Je mourrai dans des souffrances atroces. Après ma mort, mon corps n'aura point de repos. Puis tu perdras ta couronne. Toi et ton fils vous serez massacrés ainsi que toute la famille. Après, le déluge terrible passera sur la Russie. Et elle tombera entre les mains du Diable.



Grigori Raspoutine est sans conteste l’un de mes personnages historiques favoris avec Aleister Crowley, des monuments de l’occulte qui se prêtes parfaitement au genre fantastique (Del Toro l’a prouvé dans son Hellboy) et en voyant la bande-annonce du nouveau Kingsman qui décide de faire du moine fou son méchant je me suis rendu compte que je n’avais vu que très peu de films mettant en scène le bonhomme.

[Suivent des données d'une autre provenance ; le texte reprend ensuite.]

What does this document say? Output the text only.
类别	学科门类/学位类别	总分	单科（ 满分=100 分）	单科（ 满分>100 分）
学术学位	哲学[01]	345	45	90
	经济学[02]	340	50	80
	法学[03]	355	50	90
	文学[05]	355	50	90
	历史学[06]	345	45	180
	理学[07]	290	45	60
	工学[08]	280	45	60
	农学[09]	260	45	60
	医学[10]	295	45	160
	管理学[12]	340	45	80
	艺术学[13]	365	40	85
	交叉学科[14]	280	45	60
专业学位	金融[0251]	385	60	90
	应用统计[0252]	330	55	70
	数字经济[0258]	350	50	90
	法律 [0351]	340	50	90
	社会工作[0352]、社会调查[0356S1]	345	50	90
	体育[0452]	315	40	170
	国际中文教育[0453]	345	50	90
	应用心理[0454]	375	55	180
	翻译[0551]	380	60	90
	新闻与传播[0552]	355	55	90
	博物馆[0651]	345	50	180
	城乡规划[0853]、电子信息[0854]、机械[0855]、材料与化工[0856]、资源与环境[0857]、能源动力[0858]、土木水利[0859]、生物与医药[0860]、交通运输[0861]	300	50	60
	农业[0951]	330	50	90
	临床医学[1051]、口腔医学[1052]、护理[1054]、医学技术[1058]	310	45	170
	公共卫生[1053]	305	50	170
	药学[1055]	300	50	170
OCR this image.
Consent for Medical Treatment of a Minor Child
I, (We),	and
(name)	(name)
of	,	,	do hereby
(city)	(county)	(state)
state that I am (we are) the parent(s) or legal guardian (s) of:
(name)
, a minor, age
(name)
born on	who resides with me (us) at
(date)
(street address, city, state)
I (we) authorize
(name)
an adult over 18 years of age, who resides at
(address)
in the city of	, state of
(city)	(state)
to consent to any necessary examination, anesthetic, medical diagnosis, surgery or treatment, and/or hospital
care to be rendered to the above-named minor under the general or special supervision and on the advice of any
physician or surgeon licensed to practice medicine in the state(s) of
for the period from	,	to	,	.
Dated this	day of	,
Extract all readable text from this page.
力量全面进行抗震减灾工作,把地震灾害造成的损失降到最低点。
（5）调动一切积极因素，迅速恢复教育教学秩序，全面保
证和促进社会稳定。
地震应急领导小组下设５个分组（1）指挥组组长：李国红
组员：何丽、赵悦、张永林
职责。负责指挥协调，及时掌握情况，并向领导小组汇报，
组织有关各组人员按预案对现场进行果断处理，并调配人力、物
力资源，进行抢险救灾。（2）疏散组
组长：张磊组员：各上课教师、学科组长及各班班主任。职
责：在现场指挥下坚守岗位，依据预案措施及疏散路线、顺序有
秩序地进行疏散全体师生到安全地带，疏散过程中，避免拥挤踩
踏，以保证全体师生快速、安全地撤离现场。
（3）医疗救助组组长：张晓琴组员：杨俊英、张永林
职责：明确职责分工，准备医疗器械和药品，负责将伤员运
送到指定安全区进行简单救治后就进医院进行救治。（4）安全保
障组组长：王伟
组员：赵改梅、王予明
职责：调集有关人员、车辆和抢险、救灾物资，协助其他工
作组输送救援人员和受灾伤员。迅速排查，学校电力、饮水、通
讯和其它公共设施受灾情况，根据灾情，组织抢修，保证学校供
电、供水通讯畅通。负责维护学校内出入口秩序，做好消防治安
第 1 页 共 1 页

Alors en tombant sur ce film de Klimov j’ai pensé que ce serait probablement le film le plus complet sur le personnage et je dois avouer être assez déçu.


Je trouve que toute l’intensité du film est plombée par des images d’archives et un narrateur qui raconte comme un manuel d’histoire l’état de la Russie de l’époque.
Le rythme du film est totalement insupportable, si bien qu’on a plus l’impression de voir un documentaire sur la Russie de 1916 avec des scènettes artificielles au milieu.


Je m’attendais à une plongée dantesque dans l’esprit du prêtre manipulateur, une descente aux enfers vertigineuse dans les tréfonds de l’âme humaine sans pour autant condamner bêtement l’homme en le résumant à tout ce qu’il a de plus sombre.
Et étant donné que c’est un russe qui réalise, je pensais qu’il n’allait pas tomber dans ce piège évident lorsque l’on parle du sibérien.


Mais en fait il tombe en plein dedans, le réalisateur n’a gardé que ce que les gens imaginent de Raspoutine, à savoir un homme complètement fou ne vivant que de débauche et d’excès.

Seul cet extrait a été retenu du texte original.